Shevchenko ha poi ricordato disastro di Chernobyl del 1986, drammaticamente vissuto durante la sua infanzia: "Spero di non scandalizzare nessuno se dico che mi sembrava tutto normale. Avevo dieci anni. Mi divertivo come un pazzo giocando a calcio ovunque, facendo qualunque sport. Mi avevano preso all’accademia della Dinamo Kiev, mi sembrava di cominciare a vivere un sogno. Poi saltò in aria il reattore 4, e ci portarono via, tutti. Chiusero subito le scuole. Arrivavano pullman da tutta l’Urss, caricavano i giovani tra i 6 e i 15 anni e li portavano via. Io mi ritrovai da solo al Mar d’Azov, sul Mar Nero, lontano 1.500 chilometri da casa. Eppure ancora oggi non provo angoscia. Mi sentivo come in un film, vissi quell’esperienza come una gita. Ero un bambino".
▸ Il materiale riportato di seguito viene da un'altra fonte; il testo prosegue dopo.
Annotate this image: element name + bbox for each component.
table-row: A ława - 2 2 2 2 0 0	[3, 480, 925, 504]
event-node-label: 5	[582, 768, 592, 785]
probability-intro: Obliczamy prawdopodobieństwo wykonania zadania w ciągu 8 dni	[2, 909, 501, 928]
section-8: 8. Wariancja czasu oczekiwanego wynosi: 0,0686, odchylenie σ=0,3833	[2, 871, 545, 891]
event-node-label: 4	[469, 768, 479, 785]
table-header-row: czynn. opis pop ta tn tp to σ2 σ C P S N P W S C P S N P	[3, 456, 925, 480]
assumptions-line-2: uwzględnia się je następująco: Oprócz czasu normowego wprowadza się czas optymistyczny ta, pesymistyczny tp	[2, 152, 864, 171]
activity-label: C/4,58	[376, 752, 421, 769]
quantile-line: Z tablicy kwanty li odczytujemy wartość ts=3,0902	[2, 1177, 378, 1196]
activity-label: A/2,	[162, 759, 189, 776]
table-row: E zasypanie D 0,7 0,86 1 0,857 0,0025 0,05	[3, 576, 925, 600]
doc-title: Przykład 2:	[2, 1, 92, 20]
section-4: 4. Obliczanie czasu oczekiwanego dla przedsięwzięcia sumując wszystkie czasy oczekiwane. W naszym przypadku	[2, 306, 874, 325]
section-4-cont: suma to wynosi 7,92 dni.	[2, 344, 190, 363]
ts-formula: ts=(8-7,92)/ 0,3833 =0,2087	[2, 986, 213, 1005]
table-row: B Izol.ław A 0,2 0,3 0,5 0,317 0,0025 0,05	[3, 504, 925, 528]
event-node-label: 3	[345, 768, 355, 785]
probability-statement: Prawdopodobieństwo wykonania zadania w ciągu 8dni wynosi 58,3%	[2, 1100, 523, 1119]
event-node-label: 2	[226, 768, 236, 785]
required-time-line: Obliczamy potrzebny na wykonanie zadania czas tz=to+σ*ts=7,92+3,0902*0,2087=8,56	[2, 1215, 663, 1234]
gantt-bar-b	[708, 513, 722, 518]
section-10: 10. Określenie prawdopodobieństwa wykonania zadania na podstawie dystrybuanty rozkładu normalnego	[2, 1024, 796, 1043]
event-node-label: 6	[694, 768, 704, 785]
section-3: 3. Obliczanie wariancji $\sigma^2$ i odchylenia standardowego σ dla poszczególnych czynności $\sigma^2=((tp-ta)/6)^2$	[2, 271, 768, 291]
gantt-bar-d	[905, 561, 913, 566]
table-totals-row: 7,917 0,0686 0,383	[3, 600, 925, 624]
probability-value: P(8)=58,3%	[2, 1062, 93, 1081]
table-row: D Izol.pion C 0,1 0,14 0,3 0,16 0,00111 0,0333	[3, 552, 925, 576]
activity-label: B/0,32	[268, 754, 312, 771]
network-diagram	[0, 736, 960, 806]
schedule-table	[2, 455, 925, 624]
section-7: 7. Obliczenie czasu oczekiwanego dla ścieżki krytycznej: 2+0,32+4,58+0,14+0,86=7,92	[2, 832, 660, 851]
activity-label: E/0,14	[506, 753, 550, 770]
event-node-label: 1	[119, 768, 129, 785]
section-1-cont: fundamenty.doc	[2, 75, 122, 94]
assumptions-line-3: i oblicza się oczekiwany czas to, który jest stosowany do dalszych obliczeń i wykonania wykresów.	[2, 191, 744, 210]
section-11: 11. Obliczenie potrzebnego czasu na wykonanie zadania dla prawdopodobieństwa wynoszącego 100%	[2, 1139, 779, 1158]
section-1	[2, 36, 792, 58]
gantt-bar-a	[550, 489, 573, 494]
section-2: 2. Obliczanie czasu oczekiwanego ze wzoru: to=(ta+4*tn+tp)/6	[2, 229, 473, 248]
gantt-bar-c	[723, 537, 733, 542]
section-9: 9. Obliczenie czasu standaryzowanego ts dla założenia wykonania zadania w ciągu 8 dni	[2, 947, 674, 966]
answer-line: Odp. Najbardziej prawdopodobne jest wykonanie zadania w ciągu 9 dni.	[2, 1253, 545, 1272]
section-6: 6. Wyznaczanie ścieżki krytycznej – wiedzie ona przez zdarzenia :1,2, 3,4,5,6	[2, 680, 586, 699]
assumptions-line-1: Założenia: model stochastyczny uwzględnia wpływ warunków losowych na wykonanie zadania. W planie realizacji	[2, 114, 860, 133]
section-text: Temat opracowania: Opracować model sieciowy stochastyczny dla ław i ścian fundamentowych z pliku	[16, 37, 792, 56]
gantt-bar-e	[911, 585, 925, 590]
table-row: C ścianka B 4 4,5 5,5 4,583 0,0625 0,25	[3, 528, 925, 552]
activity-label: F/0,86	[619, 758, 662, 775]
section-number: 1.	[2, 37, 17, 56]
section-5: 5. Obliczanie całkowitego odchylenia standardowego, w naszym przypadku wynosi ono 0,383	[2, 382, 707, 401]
Infine, l'ex attaccante, ha raccontato un particolare aneddoto legato ai suoi anni. in rossonero: "Nel sottopassaggio di San Siro, prima di un derby di Champions League dove provavo a giocare con cinque placche di acciaio nello zigomo che mi ero fratturato due mesi prima, Materazzi mi disse cose poco carine su quel che sarebbe accaduto in campo alla mia faccia. Io gli risi in faccia. Non per fare lo sbruffone, ma perché sapevo che nella vita lui non era e non è così, è solo che facciamo parte di uno spettacolo, e ognuno ha la sua parte. La sua era quella del cattivo".